Myanmar Citizen Files Data Privacy Complaint Against Telenor With Norwegian Government Agency

A UK-based non-profit digital policy institute is facing criticism for its decision to invite a representative of Myanmar’s telecoms regulator to a three-day online regional forum.

The event, organized by the International Institute of Communications (IIC), kicked off on Tuesday with a panel discussion on “Citizen and Consumer Protection” attended by Than Htun Aung, Deputy Director General of the Department of Posts and Telecommunications of the Myanmar.

As an official in a department of the Ministry of Transport and Communications, Than Htun Aung represents a regime that has been accused of using its control over the country’s telecommunications networks to suppress citizens’ rights.

Justice For Myanmar, an activist group campaigning against the junta, called its inclusion in the 2022 Asian Telecommunications and Media Forum “astounding”.

“Than Htun Aung should be punished for his role in electronic surveillance, censorship and internet shutdowns,” the group’s spokesperson, Yadanar Maung, told Myanmar Now.

Allowing him to attend the event gave him “legitimacy on the international stage” and amounted to “reputation laundering for a terrorist junta”, she added.

Since last year’s coup, Burma’s military has steadily tightened its control over internet access to prevent opponents from exercising their digital rights.

Just days after taking power last February, the regime attempted to introduce a new cybersecurity law that imposed draconian restrictions on the use of online services and stripped away privacy protections.

Forced to back down due to backlash from influential business leaders, the junta responded by amendment the Electronic Transactions Act 2004 to include many of the same provisions as the proposed new Act.

Last month, shortly before the anniversary of the coup, the regime renewed his efforts to pass a cybersecurity law that would give him even more power to persecute his opponents.

If passed into law, the bill will make it illegal to post on social media that threatens “national solidarity” or constitutes a personal attack. It also prohibits the use of virtual private network (VPN) technology, digital currencies, and malware.

Over the past year, the regime has accused hundreds, if not thousands, of people, including public figures and ordinary citizens, of inciting the posting of messages online expressing support for anti-terrorism resistance activities. Rebellion.

Since overthrowing the country’s elected civilian government, the coup regime has also killed at least 1,500 civilians and arrested more than 12,000, according to figures compiled by the Association for Assistance to Political Prisoners.

Justice For Myanmar has called on IIC’s strategic partners, including Facebook, Google, Microsoft, Nokia, Amazon and The Walt Disney Company, to withdraw their support for the organization until it clarifies its position on Myanmar’s regime. .

The Australian Communications and Media Authority (ACMA) – whose chair, Nerida O’Loughlin, also took part in Tuesday’s roundtable – responded to the controversy by saying it planned to use its participation in the forum to “reiterate Australia’s grave concern over the dire and deteriorating situation in Myanmar.

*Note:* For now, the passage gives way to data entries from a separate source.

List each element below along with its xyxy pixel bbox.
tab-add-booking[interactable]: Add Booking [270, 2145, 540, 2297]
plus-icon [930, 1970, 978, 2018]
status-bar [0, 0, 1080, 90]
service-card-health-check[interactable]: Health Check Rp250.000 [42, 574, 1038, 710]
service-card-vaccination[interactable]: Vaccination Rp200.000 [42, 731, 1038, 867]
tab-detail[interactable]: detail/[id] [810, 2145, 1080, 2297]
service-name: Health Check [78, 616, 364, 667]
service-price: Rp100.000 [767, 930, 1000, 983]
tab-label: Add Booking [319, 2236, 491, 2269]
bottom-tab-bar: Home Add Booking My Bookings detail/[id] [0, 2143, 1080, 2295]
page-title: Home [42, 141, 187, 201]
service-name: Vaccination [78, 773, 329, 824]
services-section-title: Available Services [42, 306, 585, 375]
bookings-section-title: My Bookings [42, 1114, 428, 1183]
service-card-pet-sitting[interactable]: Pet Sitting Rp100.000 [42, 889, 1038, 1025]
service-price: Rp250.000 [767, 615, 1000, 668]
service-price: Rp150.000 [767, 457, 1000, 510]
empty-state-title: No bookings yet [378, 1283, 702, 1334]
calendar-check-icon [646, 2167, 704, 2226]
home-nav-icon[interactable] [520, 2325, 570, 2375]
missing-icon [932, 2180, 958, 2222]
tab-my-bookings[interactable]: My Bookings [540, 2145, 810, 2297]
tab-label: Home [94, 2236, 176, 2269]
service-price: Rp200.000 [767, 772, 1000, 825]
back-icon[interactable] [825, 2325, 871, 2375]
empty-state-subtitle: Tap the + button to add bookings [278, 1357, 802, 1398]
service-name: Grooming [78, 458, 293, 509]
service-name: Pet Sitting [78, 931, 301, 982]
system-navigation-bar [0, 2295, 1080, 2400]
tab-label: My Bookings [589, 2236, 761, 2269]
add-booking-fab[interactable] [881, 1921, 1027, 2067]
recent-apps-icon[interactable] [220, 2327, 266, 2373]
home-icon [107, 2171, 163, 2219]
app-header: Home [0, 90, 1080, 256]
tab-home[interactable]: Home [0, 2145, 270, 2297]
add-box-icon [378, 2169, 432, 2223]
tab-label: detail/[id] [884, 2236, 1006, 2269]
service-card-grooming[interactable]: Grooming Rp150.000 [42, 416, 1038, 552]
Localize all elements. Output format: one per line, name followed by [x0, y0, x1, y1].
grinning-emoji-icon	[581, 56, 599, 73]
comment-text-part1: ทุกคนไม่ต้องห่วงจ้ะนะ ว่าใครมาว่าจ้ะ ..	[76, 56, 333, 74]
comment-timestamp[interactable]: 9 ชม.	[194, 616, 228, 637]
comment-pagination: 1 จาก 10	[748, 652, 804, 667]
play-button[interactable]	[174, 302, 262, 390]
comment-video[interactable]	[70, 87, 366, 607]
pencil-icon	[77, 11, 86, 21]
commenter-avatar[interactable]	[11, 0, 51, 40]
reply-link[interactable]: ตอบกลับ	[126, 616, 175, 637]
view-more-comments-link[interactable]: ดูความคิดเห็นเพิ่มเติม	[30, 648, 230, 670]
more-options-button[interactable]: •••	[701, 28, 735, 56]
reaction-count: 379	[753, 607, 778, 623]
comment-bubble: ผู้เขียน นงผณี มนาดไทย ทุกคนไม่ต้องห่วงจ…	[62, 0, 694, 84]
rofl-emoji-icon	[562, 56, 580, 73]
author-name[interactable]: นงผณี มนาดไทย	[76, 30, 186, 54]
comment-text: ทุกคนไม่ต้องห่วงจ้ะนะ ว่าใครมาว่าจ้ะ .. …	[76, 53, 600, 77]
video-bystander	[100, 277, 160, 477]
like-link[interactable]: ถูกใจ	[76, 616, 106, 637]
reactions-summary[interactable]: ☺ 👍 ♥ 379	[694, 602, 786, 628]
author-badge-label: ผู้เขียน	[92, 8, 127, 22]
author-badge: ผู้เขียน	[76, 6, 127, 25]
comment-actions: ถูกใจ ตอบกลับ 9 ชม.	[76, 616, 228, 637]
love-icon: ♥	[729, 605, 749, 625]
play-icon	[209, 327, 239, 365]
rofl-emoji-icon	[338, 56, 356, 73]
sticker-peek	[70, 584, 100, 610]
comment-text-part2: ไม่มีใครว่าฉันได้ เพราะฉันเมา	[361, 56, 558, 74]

In a statement, the ACMA also called on Myanmar’s military regime to “immediately cease violence against civilians and other serious human rights violations, engage in an inclusive dialogue for Myanmar’s peaceful return to the path of democracy and to release all those arbitrarily detained”.

However, Myanmar Now was unable to confirm whether the agency actually followed through on its stated intentions, as the press was not allowed to attend Tuesday’s roundtable.

In response to a request from Myanmar Now to attend, the IIC said the event was “a closed meeting for statutory regulators only”.

Myanmar Now is an independent news service that provides free, accurate and unbiased information to the people of Myanmar in Burmese and English.